Opus Northwest

Specialty: Real estate development, design-build, general contracting, architecture and engineering

Management: John Solberg, president; Tom Parsons, senior vice president and general manager

Founded: 1953 as Rauenhorst Construction

Local office: Bellevue

Current projects: 1521 Second Ave, Seattle; M Street, Seattle; 1200 Madison, Seattle; The Crossings, Federal Way; Harbor Square, Bainbridge Island


Image courtesy of Opus Northwest
Opus Northwest is developing the 7th & Madison building, a nine-story mid-rise with 195,000 square feet of Class A office space.

Tom Parsons, senior vice president and general manager of Opus Northwest, said the real estate market’s appetite has been tremendous the last two years, but rising construction costs are changing what projects are economically feasible.

“We have a lot of projects that were contemplated 18 to 24 months ago that the development community has been purs

uing entitlements for building, and now they’re finding the development they’re building isn’t economically feasible.”

Residential market squeezed

The rising costs have touched all sectors, but Parsons said residential has been squeezed on both sides because financing options that were available two to three years ago have declined.

Sales prices and construction costs are higher then original projections for Opus Northwest’s 1521 Second Avenue Tower, which Parsons said will be the first residential tower completed under the new city codes for increased density and height.
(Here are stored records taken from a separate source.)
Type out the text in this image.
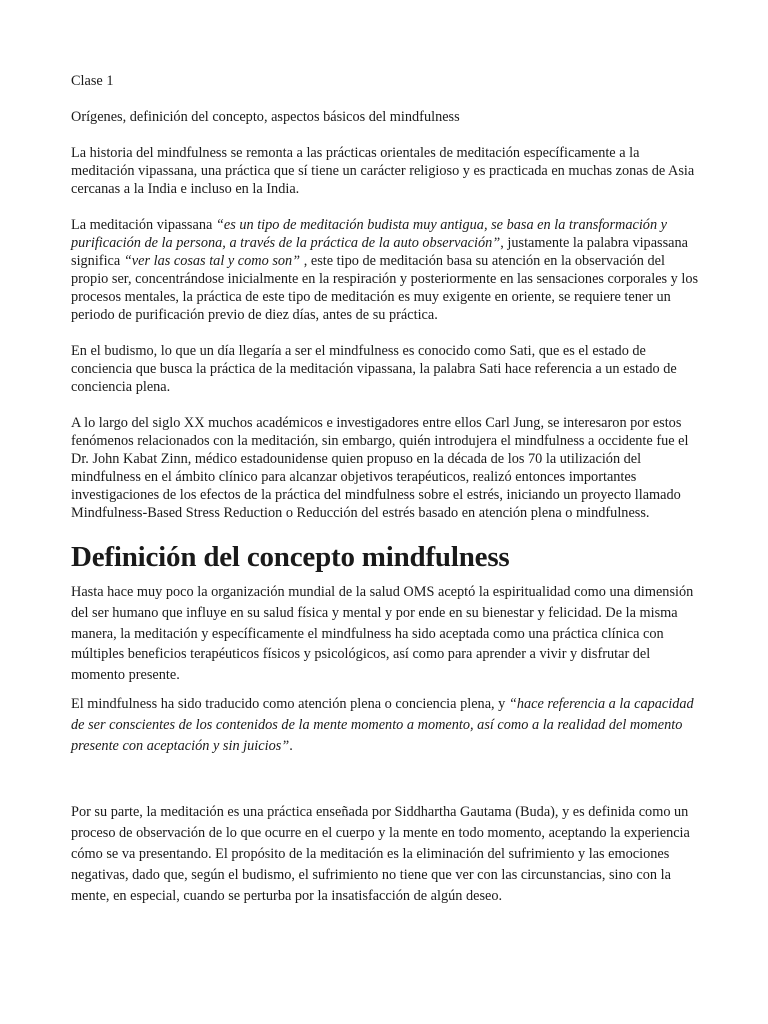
Clase 1

Orígenes, definición del concepto, aspectos básicos del mindfulness

La historia del mindfulness se remonta a las prácticas orientales de meditación específicamente a la meditación vipassana, una práctica que sí tiene un carácter religioso y es practicada en muchas zonas de Asia cercanas a la India e incluso en la India.

La meditación vipassana “es un tipo de meditación budista muy antigua, se basa en la transformación y purificación de la persona, a través de la práctica de la auto observación”, justamente la palabra vipassana significa “ver las cosas tal y como son” , este tipo de meditación basa su atención en la observación del propio ser, concentrándose inicialmente en la respiración y posteriormente en las sensaciones corporales y los procesos mentales, la práctica de este tipo de meditación es muy exigente en oriente, se requiere tener un periodo de purificación previo de diez días, antes de su práctica.

En el budismo, lo que un día llegaría a ser el mindfulness es conocido como Sati, que es el estado de conciencia que busca la práctica de la meditación vipassana, la palabra Sati hace referencia a un estado de conciencia plena.

A lo largo del siglo XX muchos académicos e investigadores entre ellos Carl Jung, se interesaron por estos fenómenos relacionados con la meditación, sin embargo, quién introdujera el mindfulness a occidente fue el Dr. John Kabat Zinn, médico estadounidense quien propuso en la década de los 70 la utilización del mindfulness en el ámbito clínico para alcanzar objetivos terapéuticos, realizó entonces importantes investigaciones de los efectos de la práctica del mindfulness sobre el estrés, iniciando un proyecto llamado Mindfulness-Based Stress Reduction o Reducción del estrés basado en atención plena o mindfulness.

Definición del concepto mindfulness

Hasta hace muy poco la organización mundial de la salud OMS aceptó la espiritualidad como una dimensión del ser humano que influye en su salud física y mental y por ende en su bienestar y felicidad. De la misma manera, la meditación y específicamente el mindfulness ha sido aceptada como una práctica clínica con múltiples beneficios terapéuticos físicos y psicológicos, así como para aprender a vivir y disfrutar del momento presente.

El mindfulness ha sido traducido como atención plena o conciencia plena, y “hace referencia a la capacidad de ser conscientes de los contenidos de la mente momento a momento, así como a la realidad del momento presente con aceptación y sin juicios”.

Por su parte, la meditación es una práctica enseñada por Siddhartha Gautama (Buda), y es definida como un proceso de observación de lo que ocurre en el cuerpo y la mente en todo momento, aceptando la experiencia cómo se va presentando. El propósito de la meditación es la eliminación del sufrimiento y las emociones negativas, dado que, según el budismo, el sufrimiento no tiene que ver con las circunstancias, sino con la mente, en especial, cuando se perturba por la insatisfacción de algún deseo.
But because the cost rise happened during the project’s feasibility stage, Parsons said they were more easily incorporated into the pricing. The inclusion has paid off, since 80 percent of the units have been pre-sold.

Permit-friendly municipalities

One factor that affects a building’s construction time line, and thus its cost, is the attitude and length of a municipality’s permitting process. Some are better then others, and tout their development-friendly attitude with advertising. Parsons said it works, attracting his company and others, with some such as “friendly Snohomish County,” doing a “fabulous” job being hospitable to all aspects of business.

But Parsons added that for every region, it is necessary to consider the whole picture. A business needs to be located near others, and that kind of community build-up takes time, he said.